School of Materials Science and Engineering, University of New South Wales, Sydney, NSW 2052, Australia.
Department of Chemical and Biomolecular Engineering, University of Illinois at Urbana-Champaign, Urbana, IL 61801, USA.
Biomater Sci. 2021 Jun 15;9(12):4496-4509. doi: 10.1039/d1bm00574j.
The tissue microenvironment contains a complex assortment of multiple cell types, matrices, and vessel structures, which is difficult to reconstruct in vitro. Here, we demonstrate model tumor microenvironments formed through direct writing of vasculature channels and tumor cell aggregates, within a cell-laden microgel matrix. Photocrosslinkable microgels provide control over local and global mechanics, while enabling the integration of virtually any cell type. Direct writing of a Pluronic sacrificial ink into a stromal cell-microgel suspension is used to form vessel structures for endothelialization, followed by printing of melanoma aggregates. Tumor cells migrate into the prototype vessels as a function of spatial location, thereby providing a measure of invasive potential. The integration of perfusable channels with multiple spatially defined cell types provides new avenues for modelling development and disease, with scope for both fundamental research and drug development efforts.
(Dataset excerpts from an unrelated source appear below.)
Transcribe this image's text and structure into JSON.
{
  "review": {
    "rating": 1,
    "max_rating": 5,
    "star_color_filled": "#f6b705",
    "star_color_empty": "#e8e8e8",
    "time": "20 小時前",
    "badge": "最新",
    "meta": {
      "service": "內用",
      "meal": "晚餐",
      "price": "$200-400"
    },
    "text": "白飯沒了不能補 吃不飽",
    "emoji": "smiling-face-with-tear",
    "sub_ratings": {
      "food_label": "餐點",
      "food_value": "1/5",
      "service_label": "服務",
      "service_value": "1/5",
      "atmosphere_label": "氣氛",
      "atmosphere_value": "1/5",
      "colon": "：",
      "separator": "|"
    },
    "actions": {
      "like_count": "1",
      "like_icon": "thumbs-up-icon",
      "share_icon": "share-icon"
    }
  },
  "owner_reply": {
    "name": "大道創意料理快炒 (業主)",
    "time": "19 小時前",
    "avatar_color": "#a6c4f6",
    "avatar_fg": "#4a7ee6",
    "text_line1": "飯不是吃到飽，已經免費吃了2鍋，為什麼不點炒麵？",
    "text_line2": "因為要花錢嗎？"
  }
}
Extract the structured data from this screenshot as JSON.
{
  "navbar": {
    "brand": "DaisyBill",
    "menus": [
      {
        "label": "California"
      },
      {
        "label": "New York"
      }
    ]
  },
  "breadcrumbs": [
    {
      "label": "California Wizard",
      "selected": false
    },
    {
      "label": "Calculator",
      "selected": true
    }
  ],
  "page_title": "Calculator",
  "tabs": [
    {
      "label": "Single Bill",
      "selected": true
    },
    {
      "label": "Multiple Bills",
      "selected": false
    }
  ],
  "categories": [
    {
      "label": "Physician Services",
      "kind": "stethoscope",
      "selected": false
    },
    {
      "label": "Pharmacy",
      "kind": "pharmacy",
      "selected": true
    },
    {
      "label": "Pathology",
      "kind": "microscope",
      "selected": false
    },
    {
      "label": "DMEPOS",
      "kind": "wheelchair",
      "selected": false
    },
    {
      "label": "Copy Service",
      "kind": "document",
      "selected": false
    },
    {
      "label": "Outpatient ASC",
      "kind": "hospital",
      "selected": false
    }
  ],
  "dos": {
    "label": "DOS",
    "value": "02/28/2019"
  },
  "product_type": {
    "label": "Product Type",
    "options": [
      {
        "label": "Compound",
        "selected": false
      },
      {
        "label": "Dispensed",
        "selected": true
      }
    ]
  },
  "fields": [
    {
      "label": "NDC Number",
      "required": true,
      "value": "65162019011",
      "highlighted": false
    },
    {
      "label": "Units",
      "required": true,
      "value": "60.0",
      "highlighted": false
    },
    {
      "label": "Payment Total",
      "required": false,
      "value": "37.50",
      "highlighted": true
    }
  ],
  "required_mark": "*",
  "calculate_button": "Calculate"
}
组织微环境包含多种细胞类型、基质和血管结构的复杂混合物,这在体外很难重建。在这里,我们通过直接写入脉管系统通道和肿瘤细胞聚集体,在细胞负载的微凝胶基质中展示了模型肿瘤微环境。光交联微凝胶可控制局部和全局力学,同时可实现几乎任何细胞类型的整合。将泊洛沙姆牺牲墨水直接写入基质细胞-微凝胶悬浮液中,用于形成内皮化的血管结构,然后打印黑色素瘤聚集体。肿瘤细胞作为空间位置的函数迁移到原型血管中,从而提供了侵袭潜力的衡量标准。可灌注通道与多种空间定义的细胞类型的集成提供了用于模拟发育和疾病的新途径,既有基础研究的潜力,也有药物开发工作的潜力。